The op-ed was reprinted from The Economist. Well, yes, says the Economist, dodgy things do happen in the for-profit sector:
Yet recent government reports suggest that some of these colleges have a troublingly familiar business model: flogging a low-grade product to people who are paying with subsidized government loans. The Department of Education reported that most students at many of these universities were defaulting on their loans.
Similarly, an investigation by the Government Accountability Office found that even leading for-profit colleges such as Kaplan and the University of Phoenix had engaged in dodgy practices to recruit students and encourage them to borrow large sums to pay for their courses.
But, says the Economist, we mustn’t allow ourselves to be distracted from what is really at stake:
The principle? Concentrate on the quality of the education, not the ownership. All sorts of colleges seem to have been guilty of shabby marketing. They should be treated the same.
Why yes, we hear about the shysters at the University of Minnesota admissions office all the time! Not to mention MNSCU and those sly marketers at places like St. Olaf or Hamline. Complete dens of inequity. That’s silly, obviously, and there’s been darn little reporting of a liberal arts college recruiter out beating the bushes to round out this year’s class of English majors.
But let’s focus on quality for a moment. One way that’s useful is to see if the students are able to earn enough money to pay for their education. Seems fair, doesn’t it? Well, if you’ve been reading Aaron’s posts on for-profit colleges, you know a much larger percentage of them don’t, based on student loan default rates.
Here’s part of a response Aaron left to a comment by a for-profit educator:
There's no way that 2 year programs in business or law enforcement that charge over 14,000 dollars a year are affordable on the wages of the careers that they are trained for. That's why the student loan default rate is so much higher for for profit college students compared to public higher education students. Important information about cost is largely concealed from students and the public.
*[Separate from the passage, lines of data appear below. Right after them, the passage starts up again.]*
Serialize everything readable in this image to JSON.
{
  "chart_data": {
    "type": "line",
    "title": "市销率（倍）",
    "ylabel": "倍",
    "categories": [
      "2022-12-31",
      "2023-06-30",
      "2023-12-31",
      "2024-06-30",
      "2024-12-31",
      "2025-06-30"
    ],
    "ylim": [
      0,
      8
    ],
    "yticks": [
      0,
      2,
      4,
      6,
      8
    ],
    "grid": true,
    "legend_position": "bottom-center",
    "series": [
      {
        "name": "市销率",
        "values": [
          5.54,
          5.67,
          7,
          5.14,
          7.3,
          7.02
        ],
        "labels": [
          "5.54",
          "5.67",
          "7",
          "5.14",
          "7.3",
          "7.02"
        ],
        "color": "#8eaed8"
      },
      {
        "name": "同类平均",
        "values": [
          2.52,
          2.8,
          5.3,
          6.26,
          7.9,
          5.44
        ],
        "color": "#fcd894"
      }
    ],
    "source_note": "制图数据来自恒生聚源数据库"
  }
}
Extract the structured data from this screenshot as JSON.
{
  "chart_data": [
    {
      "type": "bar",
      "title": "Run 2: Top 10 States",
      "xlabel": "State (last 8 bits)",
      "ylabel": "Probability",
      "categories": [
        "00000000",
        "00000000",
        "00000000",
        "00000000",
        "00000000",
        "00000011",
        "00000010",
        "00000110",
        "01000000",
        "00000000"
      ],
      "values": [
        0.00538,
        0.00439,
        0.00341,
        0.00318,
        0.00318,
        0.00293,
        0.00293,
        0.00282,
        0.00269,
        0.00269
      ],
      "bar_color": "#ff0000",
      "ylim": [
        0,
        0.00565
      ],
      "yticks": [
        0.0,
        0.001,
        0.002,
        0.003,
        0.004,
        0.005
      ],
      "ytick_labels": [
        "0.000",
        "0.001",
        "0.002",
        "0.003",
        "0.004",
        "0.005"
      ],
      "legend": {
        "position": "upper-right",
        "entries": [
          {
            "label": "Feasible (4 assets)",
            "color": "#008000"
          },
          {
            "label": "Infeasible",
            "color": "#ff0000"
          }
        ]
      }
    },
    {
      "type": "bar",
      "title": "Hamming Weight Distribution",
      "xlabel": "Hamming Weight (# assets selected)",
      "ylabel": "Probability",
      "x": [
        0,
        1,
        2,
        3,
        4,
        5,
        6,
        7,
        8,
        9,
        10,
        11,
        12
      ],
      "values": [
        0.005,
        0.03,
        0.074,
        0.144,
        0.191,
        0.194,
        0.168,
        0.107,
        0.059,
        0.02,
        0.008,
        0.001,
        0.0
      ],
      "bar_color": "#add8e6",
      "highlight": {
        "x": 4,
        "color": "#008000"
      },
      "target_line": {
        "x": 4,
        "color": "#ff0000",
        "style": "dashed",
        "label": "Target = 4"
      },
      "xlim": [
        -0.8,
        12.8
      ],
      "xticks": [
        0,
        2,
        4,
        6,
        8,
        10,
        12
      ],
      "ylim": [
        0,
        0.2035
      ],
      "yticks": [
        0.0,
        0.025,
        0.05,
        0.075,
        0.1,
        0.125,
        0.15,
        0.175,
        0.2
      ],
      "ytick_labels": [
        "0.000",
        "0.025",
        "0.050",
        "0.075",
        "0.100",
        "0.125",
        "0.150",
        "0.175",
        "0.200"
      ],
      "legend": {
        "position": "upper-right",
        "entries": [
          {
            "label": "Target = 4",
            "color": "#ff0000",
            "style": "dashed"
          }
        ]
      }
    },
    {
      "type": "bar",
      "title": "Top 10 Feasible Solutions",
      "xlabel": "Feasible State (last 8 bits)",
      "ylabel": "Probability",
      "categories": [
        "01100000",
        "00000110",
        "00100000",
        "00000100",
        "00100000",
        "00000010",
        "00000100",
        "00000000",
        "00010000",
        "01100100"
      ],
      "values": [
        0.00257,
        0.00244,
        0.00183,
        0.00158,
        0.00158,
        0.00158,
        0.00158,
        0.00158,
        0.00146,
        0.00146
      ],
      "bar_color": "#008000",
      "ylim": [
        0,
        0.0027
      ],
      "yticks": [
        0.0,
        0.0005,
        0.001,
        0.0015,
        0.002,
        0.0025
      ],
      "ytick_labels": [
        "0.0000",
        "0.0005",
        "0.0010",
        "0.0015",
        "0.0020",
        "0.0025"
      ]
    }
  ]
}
For edification, go to the Minnesota School of Business website http://www.msbcollege.edu/ and try to find out how much tuition costs per semester. Go ahead, look for it. Now go to Century College's website http://www.century.edu/ and click on the "Future Students" tab. See if you can find out how much tuition is.
Part of the reason for this is the fact that, again as Aaron points out in the same comment:
However, what we know from looking at the 10-K forms of Corinthian Colleges, Career Education Corp., and the Apollo Group is that marketing and recruitment are at least 1/4 of the expense of operating a for-profit college. If MnSCU schools spent 1 in 4 dollars on advertising for students, there would be a revolt.
And that doesn’t include the profit, either.